Retinoic acid breakdown is required for proximodistal positional identity during axolotl limb regeneration. Retinoic acid breakdown is required for proximodistal positional identity during axolotl limb regeneration

Regenerating limbs retain their proximodistal (PD) positional identity following amputation. This positional identity is encoded genetically by PD patterning genes, which instruct blastema cells to regenerate the appropriate PD limb segment. Retinoic acid (RA) is known to specify proximal limb identity, but how RA concentration is established in the blastema is unknown. Here, we show that RA breakdown via CYP26B1 is essential for determining the RA concentration within blastemas. CYP26B1 inhibition molecularly reprograms distal blastemas into a proximal identity, phenocopying the effects of administering excess RA. We identify Shox as an RA responsive gene that is differentially expressed between proximally and distally amputated blastemas. Ablation of Shox results in shortened limbs with proximal skeletal elements that fail to undergo endochondral ossification. These results suggest that PD positional identity is determined by RA degradation and that targets of RA have a critical role in skeletal element formation during limb regeneration. Overall design: To understand the impact of excess endogenous retinoic acid on proximodistal patterning of the regenerating salmander forelimb, distal forelimb blastemas (mid-carpal amputation) were treated with increasing doses of talarozole (TAL) suspended in DMSO. Control distal and proximal (upper humerus amputation) forelimb blastemas were treated with vehicle (DMSO). Pools of 3 blastemas per sample (3 samples per condition) were collected at 14 days post amputation and immediately flash frozen in liquid nitrogen. Samples were stored at -80C until sent for sequencing.

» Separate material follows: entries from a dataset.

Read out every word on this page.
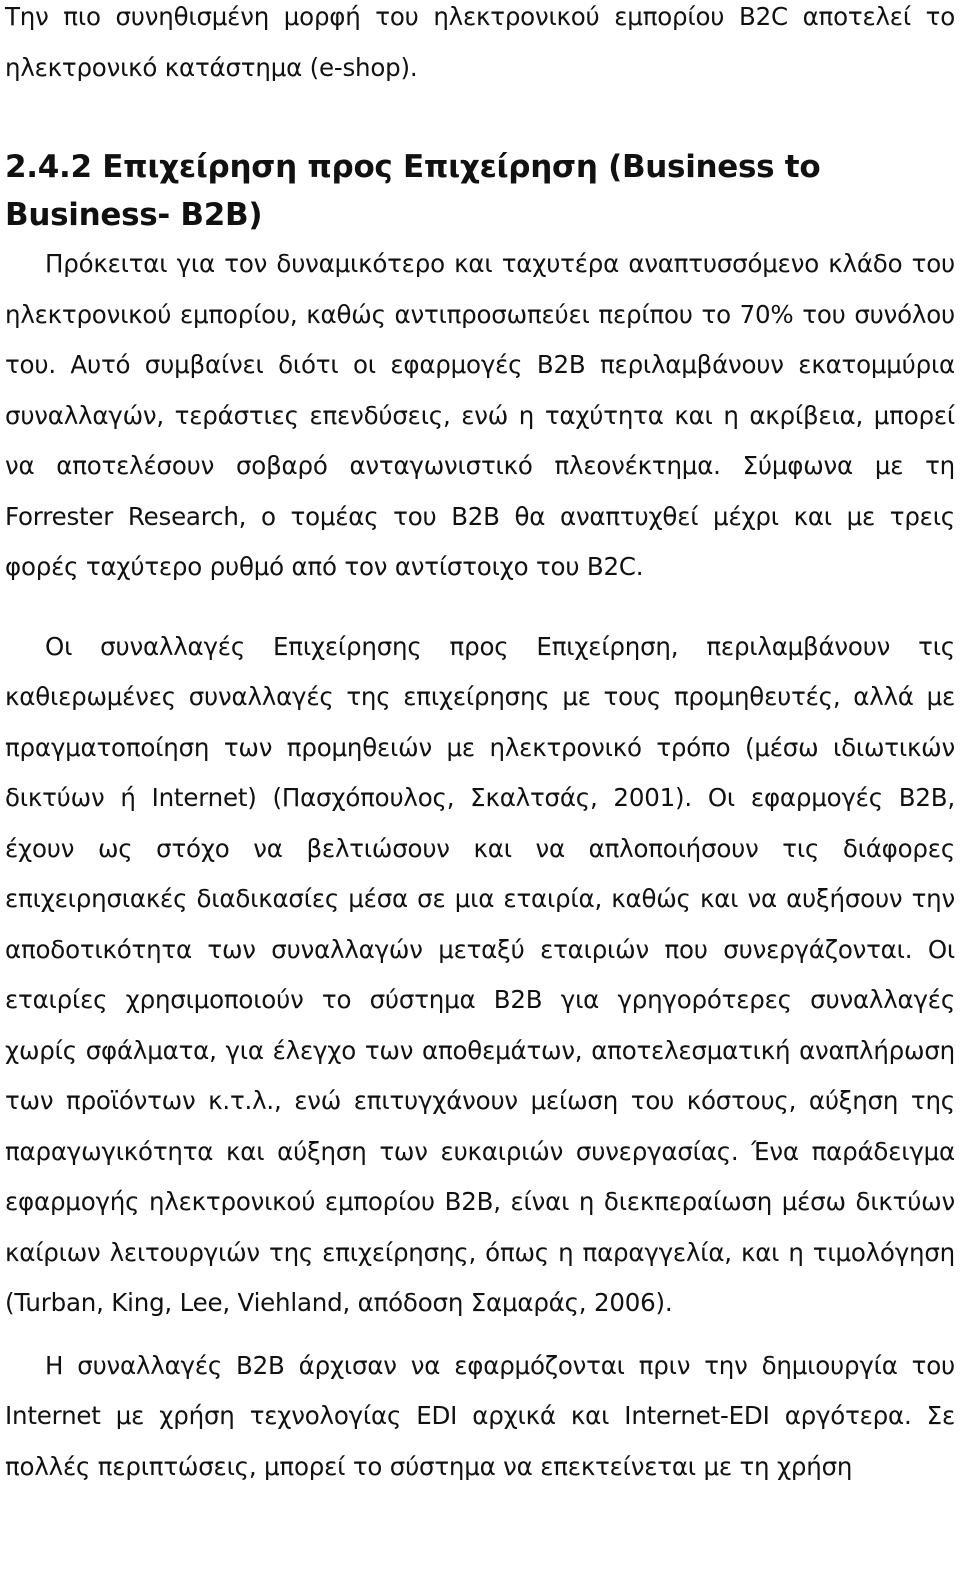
Την πιο συνηθισμένη μορφή του ηλεκτρονικού εμπορίου B2C αποτελεί το ηλεκτρονικό κατάστημα (e-shop).

2.4.2 Επιχείρηση προς Επιχείρηση (Business to Business- B2B)

Πρόκειται για τον δυναμικότερο και ταχυτέρα αναπτυσσόμενο κλάδο του ηλεκτρονικού εμπορίου, καθώς αντιπροσωπεύει περίπου το 70% του συνόλου του. Αυτό συμβαίνει διότι οι εφαρμογές B2B περιλαμβάνουν εκατομμύρια συναλλαγών, τεράστιες επενδύσεις, ενώ η ταχύτητα και η ακρίβεια, μπορεί να αποτελέσουν σοβαρό ανταγωνιστικό πλεονέκτημα. Σύμφωνα με τη Forrester Research, ο τομέας του B2B θα αναπτυχθεί μέχρι και με τρεις φορές ταχύτερο ρυθμό από τον αντίστοιχο του B2C.

Οι συναλλαγές Επιχείρησης προς Επιχείρηση, περιλαμβάνουν τις καθιερωμένες συναλλαγές της επιχείρησης με τους προμηθευτές, αλλά με πραγματοποίηση των προμηθειών με ηλεκτρονικό τρόπο (μέσω ιδιωτικών δικτύων ή Internet) (Πασχόπουλος, Σκαλτσάς, 2001). Οι εφαρμογές B2B, έχουν ως στόχο να βελτιώσουν και να απλοποιήσουν τις διάφορες επιχειρησιακές διαδικασίες μέσα σε μια εταιρία, καθώς και να αυξήσουν την αποδοτικότητα των συναλλαγών μεταξύ εταιριών που συνεργάζονται. Οι εταιρίες χρησιμοποιούν το σύστημα B2B για γρηγορότερες συναλλαγές χωρίς σφάλματα, για έλεγχο των αποθεμάτων, αποτελεσματική αναπλήρωση των προϊόντων κ.τ.λ., ενώ επιτυγχάνουν μείωση του κόστους, αύξηση της παραγωγικότητα και αύξηση των ευκαιριών συνεργασίας. Ένα παράδειγμα εφαρμογής ηλεκτρονικού εμπορίου B2B, είναι η διεκπεραίωση μέσω δικτύων καίριων λειτουργιών της επιχείρησης, όπως η παραγγελία, και η τιμολόγηση (Turban, King, Lee, Viehland, απόδοση Σαμαράς, 2006).

Η συναλλαγές B2B άρχισαν να εφαρμόζονται πριν την δημιουργία του Internet με χρήση τεχνολογίας EDI αρχικά και Internet-EDI αργότερα. Σε πολλές περιπτώσεις, μπορεί το σύστημα να επεκτείνεται με τη χρήση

肢体截肢再生后仍保留其近远轴（proximodistal, PD）位置同一性。该位置同一性由PD模式基因通过遗传方式编码，可指导芽基（blastema）细胞再生出对应节段的肢体。视黄酸（Retinoic acid, RA）已被证实可指定肢体近端身份，但芽基内RA浓度的调控机制尚不明确。本研究证实，经CYP26B1介导的RA降解对维持芽基内RA浓度至关重要。抑制CYP26B1可在分子层面将远端芽基重编程为近端身份，其表型与过量施加RA的效果一致。本研究鉴定出Shox为RA响应基因，其在近端截肢与远端截肢的芽基中存在差异表达。敲除Shox会导致肢体缩短，且其近端骨骼结构无法完成软骨内骨化（endochondral ossification）。上述结果表明，肢体再生过程中的近远轴位置同一性由RA降解调控，且RA靶基因在骨骼结构形成中发挥关键作用。 实验设计：为探究内源性过量RA对再生蝾螈前肢近远轴模式建成的影响，研究人员对腕中部截肢获得的远端前肢芽基施加梯度浓度的他拉唑罗（talarozole, TAL），该试剂悬浮于二甲基亚砜（Dimethyl sulfoxide, DMSO）中。对照组的远端与肱骨上段截肢获得的近端前肢芽基则仅接受溶剂（DMSO）处理。于截肢后14天收集样本，每个样本包含3个芽基，每组设置3个生物学重复，样本收集后立即置于液氮中快速冷冻。所有样本保存于-80℃环境，直至送检测序。